Custom genome data installation
-------------------------------
You can also install genome data for any species if you have a valid URL for reference ``fasta`` (``.fa``, ``.fasta`` or ``.gz``) or ``2bit`` file. Modfy ``installers/install_genome_data.sh`` like the following. If you don't have a blacklist file for your species then comment out the line ``BLACKLIST=``.
.. code-block:: bash
elif [[ $GENOME == "mm10" ]]; then
REF_FA="https://www.encodeproject.org/files/mm10_no_alt_analysis_set_ENCODE/@@download/mm10_no_alt_analysis_set_ENCODE.fasta.gz"
BLACKLIST="http://mitra.stanford.edu/kundaje/genome_data/mm10/mm10.blacklist.bed.gz"
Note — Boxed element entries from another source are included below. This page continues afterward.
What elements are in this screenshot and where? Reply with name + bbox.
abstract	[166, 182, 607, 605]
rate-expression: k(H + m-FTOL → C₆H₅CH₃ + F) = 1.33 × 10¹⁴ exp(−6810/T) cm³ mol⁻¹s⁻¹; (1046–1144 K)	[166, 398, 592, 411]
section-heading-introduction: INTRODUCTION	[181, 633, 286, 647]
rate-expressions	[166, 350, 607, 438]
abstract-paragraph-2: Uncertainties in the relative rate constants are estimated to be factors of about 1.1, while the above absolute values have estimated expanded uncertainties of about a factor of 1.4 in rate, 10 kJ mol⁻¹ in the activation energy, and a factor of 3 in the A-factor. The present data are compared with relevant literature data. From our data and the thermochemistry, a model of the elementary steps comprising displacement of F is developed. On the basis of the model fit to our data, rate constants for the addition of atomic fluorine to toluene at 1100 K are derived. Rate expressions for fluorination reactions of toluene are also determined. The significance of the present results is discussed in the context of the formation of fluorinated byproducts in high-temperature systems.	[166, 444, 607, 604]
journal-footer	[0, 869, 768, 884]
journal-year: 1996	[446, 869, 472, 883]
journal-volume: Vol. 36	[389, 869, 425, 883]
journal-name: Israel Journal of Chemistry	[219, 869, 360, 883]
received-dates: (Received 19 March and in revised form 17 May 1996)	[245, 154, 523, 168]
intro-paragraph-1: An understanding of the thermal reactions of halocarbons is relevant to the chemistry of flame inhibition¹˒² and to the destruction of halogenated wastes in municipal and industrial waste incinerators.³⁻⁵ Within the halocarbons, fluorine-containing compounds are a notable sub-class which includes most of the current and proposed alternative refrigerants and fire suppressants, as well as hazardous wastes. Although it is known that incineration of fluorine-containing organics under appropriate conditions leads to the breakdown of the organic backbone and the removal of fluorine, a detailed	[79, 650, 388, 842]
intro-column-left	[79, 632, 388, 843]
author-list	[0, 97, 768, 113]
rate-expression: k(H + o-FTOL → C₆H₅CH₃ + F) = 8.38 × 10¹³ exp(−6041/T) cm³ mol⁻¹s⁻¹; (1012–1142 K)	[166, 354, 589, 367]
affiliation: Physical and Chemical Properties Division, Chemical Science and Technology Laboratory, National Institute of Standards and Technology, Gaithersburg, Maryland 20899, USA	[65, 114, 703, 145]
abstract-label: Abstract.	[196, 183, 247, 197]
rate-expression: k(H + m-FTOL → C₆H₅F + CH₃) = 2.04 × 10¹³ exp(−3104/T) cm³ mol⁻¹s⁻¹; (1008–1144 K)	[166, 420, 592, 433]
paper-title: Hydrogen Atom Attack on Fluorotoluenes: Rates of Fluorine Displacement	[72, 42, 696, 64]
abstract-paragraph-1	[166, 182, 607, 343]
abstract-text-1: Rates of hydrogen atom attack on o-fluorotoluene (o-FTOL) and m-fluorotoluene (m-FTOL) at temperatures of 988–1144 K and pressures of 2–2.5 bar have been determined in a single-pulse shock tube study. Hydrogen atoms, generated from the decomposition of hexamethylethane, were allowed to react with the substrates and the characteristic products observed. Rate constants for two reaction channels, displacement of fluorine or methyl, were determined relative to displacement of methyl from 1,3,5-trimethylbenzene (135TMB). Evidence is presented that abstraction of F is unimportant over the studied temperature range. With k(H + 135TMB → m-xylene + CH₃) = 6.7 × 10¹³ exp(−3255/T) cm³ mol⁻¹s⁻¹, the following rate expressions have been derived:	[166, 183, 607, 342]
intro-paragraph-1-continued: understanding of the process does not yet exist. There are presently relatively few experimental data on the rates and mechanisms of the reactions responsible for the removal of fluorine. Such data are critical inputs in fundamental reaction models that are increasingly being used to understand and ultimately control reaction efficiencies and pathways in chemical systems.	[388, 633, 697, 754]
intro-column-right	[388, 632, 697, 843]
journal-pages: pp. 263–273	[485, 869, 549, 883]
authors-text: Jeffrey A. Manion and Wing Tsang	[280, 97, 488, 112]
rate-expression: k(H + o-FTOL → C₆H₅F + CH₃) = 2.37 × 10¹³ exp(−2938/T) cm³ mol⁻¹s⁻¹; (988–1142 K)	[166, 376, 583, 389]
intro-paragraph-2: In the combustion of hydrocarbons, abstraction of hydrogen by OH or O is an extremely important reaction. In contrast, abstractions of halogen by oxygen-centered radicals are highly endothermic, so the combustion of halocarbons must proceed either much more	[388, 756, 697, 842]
elif [[ $GENOME == "[YOUR_CUSTOM_GENOME_NAME]" ]]; then
REF_FA="[YOUR_CUSTOM_GENOME_FA_OR_2BIT_URL]"
BLACKLIST="[YOUR_CUSTOM_GENOME_BLACKLIST_BED]" # if there is no blacklist then comment this line out.
fi
MySQL database configuration
----------------------------
There are several advantages (call-caching and managing multiple workflows) to use Cromwell with MySQL DB. Call-caching is disabled in ``[BACKEND_FILE]`` by default.
Find an initialization script directory ``[INIT_SQL_DIR]`` for MySQL database. It's located at ``docker_image/mysql`` on github repo of any ENCODE/Kundaje lab WDL pipelines. If you want to change username and password, make sure to match with those in the following command lines and ``[BACKEND_FILE]`` (``backends/backend_with_db.conf``).
Running MySQL server with ``Docker``
------------------------------------
Choose your destination directory ``[MYSQL_DB_DIR]`` for storing all data::
$ docker run -d --name mysql-cromwell -v [MYSQL_DB_DIR]:/var/lib/mysql -v [INIT_SQL_DIR]:/docker-entrypoint-initdb.d -e MYSQL_ROOT_PASSWORD=cromwell -e MYSQL_DATABASE=cromwell_db --publish 3306:3306 mysql
To stop MySQL::
$ docker stop mysql-cromwell
Running MySQL without ``Docker``
--------------------------------
Ask your DB admin to run ``[INIT_SQL_DIR]``. You cannot specify destination directory for storing all data. It's locally stored on ``/var/lib/mysql`` for most versions of MySQL by default.